Biliyorum ki, verilmeyen her sınav bir derece zorlaşarak veya duygusal olarak daha yoğunlaşarak geri geliyor.

Sağlıkla ilgili konular vardı gündemde 2015'te.
Bambinanın, Bambinonun, kojonun, benim, annemin sağlık durumlarıyla ilgili sınavlar vardı çokça.

Neredeyse hiç işe gitmediğim bir yıl oldu 2015 :)
Ocak ayının yarısından sonra düne kadar işe gitmedim.
Dün itibariyle işbaşı yaptım.
Nasıl yaptım ben de anlamadım gerçi.
İşe geldikten iki saat sonra çıkıp Bambinoyu okuldan alıp doktora götürmek zorunda kaldım.
Arada eve gidip Bambinayı emzirdim.
Tam bir koşturmacaydı.
Tahlil veremediğimiz için hala tetikte bekliyorum :)
İşe geldim ama her an eve gidebilirim.
Bu şekilde "yumuşak" bir işe başlama süreci geçiriyorum diyebilirim :)
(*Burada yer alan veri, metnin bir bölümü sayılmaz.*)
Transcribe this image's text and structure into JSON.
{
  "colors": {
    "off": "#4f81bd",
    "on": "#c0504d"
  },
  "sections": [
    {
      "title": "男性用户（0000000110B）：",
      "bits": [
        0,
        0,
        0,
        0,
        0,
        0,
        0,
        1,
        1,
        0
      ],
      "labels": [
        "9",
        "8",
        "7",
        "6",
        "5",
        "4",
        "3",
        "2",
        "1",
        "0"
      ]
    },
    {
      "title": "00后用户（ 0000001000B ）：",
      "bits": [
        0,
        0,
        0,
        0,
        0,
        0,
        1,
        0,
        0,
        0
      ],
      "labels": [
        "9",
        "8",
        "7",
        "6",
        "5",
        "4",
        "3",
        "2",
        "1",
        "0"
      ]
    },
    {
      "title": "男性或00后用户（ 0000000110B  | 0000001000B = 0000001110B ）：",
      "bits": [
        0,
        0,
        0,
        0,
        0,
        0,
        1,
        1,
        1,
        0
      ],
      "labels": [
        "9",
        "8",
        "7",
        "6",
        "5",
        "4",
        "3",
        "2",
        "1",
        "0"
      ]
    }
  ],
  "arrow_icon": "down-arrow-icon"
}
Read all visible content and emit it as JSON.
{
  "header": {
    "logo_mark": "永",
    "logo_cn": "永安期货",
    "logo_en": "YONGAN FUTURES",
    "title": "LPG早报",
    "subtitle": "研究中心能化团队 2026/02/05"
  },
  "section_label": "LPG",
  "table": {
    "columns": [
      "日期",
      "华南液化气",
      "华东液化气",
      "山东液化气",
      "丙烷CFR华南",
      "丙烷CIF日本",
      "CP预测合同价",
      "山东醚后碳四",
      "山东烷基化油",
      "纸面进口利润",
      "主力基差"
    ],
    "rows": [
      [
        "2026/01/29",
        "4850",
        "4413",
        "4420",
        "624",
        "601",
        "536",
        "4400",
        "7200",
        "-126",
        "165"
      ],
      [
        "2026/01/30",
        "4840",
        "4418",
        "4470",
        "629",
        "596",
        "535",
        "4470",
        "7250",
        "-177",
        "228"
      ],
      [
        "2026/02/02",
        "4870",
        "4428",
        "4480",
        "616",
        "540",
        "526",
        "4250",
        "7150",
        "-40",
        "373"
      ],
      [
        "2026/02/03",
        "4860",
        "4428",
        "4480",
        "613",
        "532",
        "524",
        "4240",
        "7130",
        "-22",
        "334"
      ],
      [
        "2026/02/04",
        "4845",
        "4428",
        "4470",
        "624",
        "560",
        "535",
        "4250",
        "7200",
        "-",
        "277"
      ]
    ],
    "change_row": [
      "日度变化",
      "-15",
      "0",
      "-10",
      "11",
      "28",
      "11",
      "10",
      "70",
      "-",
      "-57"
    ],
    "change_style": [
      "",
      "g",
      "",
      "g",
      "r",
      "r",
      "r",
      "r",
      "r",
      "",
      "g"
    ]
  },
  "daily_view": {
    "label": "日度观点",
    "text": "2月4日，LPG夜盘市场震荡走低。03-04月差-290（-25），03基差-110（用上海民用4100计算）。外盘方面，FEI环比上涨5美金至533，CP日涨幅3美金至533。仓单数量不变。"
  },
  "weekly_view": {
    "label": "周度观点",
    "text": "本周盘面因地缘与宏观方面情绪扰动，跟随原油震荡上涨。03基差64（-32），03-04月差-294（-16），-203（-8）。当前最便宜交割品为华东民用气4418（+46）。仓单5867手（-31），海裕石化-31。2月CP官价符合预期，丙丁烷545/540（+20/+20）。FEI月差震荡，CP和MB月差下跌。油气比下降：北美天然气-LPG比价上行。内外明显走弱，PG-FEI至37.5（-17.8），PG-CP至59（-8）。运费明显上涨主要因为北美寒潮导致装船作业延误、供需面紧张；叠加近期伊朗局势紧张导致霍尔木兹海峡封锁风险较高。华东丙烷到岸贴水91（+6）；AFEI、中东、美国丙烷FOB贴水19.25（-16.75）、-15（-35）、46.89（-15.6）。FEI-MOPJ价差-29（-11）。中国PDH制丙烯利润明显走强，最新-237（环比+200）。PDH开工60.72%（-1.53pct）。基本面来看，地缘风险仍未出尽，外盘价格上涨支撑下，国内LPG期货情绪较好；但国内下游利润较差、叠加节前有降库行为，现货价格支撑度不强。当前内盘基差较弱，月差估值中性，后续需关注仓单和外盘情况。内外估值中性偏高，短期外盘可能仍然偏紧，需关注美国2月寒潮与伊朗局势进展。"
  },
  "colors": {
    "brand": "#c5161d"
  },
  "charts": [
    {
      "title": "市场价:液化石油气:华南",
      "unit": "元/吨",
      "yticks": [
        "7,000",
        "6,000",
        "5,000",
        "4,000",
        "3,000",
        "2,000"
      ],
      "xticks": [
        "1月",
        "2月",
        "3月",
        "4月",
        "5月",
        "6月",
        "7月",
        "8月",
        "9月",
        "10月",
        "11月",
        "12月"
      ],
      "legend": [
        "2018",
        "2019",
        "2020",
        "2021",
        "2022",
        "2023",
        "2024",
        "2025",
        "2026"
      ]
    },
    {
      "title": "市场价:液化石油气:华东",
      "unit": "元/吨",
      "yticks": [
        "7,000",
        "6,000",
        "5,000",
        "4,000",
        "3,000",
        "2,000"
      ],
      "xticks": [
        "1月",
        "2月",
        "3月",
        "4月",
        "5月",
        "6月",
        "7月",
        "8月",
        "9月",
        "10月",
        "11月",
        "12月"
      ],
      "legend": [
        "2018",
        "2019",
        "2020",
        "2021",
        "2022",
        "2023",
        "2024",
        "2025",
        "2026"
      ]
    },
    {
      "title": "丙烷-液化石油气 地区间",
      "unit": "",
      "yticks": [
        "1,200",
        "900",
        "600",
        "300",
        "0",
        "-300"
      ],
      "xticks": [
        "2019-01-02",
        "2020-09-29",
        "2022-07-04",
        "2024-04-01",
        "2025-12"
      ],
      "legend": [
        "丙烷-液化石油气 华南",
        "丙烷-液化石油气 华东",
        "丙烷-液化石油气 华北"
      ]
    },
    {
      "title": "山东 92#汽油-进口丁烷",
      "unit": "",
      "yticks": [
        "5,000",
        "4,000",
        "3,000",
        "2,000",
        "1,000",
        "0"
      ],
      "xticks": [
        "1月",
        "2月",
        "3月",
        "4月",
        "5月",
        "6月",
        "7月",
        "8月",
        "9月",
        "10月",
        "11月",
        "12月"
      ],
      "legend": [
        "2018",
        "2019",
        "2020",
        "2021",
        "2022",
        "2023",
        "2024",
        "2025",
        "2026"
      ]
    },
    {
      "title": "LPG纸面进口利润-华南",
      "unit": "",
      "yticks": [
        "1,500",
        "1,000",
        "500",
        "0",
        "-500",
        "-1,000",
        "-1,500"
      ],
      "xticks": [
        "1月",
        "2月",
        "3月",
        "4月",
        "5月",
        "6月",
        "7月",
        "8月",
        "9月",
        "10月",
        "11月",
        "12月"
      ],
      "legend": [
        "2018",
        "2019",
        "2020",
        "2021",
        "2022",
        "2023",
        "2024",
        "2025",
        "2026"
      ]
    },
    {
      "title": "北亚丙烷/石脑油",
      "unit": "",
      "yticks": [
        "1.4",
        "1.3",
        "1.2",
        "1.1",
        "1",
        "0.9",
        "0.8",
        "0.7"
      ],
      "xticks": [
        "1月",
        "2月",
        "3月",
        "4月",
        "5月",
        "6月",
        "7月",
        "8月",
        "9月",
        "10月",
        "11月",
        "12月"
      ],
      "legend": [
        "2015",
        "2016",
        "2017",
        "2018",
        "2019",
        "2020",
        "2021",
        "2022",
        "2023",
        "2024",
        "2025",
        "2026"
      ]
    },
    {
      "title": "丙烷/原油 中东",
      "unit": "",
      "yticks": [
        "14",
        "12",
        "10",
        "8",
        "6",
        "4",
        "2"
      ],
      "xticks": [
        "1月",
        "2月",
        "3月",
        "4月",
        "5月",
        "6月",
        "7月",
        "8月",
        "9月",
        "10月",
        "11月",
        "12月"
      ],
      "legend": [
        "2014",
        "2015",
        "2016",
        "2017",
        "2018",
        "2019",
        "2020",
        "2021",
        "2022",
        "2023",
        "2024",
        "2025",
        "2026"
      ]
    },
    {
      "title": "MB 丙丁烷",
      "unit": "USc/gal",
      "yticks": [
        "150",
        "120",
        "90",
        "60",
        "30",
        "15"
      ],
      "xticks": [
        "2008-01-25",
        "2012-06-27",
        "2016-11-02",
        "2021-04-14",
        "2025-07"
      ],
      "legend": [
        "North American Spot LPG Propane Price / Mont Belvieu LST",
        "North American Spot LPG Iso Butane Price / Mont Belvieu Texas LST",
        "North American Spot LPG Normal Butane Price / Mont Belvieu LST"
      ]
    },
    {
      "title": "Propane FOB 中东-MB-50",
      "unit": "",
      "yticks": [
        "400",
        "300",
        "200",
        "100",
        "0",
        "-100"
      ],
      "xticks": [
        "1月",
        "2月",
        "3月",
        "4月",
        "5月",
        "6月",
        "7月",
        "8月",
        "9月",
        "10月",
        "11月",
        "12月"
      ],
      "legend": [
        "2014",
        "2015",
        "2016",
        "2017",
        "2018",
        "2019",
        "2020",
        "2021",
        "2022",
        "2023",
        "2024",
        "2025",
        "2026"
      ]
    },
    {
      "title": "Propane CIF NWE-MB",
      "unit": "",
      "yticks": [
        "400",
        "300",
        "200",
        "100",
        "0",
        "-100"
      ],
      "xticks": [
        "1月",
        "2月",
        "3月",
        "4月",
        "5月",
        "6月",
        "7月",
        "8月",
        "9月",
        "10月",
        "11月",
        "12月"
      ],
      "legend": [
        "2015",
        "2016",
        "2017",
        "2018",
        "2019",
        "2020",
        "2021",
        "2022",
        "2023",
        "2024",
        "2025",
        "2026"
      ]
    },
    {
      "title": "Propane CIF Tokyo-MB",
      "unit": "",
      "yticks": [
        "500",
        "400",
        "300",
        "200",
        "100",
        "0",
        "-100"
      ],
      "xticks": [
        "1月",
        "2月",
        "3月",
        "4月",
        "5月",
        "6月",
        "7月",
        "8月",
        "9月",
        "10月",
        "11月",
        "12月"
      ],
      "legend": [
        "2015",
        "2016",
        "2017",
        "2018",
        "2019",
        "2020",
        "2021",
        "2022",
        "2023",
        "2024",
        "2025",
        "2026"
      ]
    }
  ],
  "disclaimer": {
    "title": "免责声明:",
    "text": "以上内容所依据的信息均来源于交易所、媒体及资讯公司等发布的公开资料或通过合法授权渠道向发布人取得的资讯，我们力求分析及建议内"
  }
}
2016 yılı için "ferahlık" diliyorum ben.
Maddi ve manevi ferahlık diliyorum.
En çok buna ihtiyacımız var gibi geliyor.
Mekanda ferahlık, maneviyatta ferahlık, zihinsel ferahlık, duygusal ferahlık, bedensel ferahlık.
Feraha çıkmaya niyet ediyorum.

"Akıp gitmeyi" diliyorum.
Akışla birlik olmayı, bırakarak gitmeyi, devam etmeyi diliyorum.
Tutunduklarımızı bırakabilmeye niyet ediyorum.

"Farkında olmayı" diliyorum.
Zihnimizin oyunlarının farkına varmayı, olanı olduğu gibi görmeyi engelleyen her şeyden uzaklaşmayı diliyorum.
Beklentilerimizi düşürmeye, bugüne odaklanmaya niyet ediyorum.

Sevgi, mutluluk, sağlık, neşe ve başarı diliyorum ve de her zamanki gibi :)

Mutlu yıllar!
DEVAMINI OKU

16 Aralık 2015

I Love You Son

Buraya yazacak vakit ve enerji bulamadığım ama son bir haftadır hastalıklarla uğraşan bendeniz artık yorgunluktan pes etmek üzereyken vuku bulan bir olay beni yeniden şarj etti bile.

Bambinayı uyuturken anne sütü verdim ama kız hastalıktan onu bile çıkarıyor. Akşam yine her tarafıma kusmuş, acil değişecekleri değiştirdik, falan filan..

O halimle (tam temizlenemedim) Bambinoyu uyutmaya gittim (Kojo yok muydu diye sormayın, kendisini görürsem söylerim :P ). Ben o feci halimle oğlana yanaşmak istemiyorum, o da tam tersi sırnaşmaya çalışıyor bana.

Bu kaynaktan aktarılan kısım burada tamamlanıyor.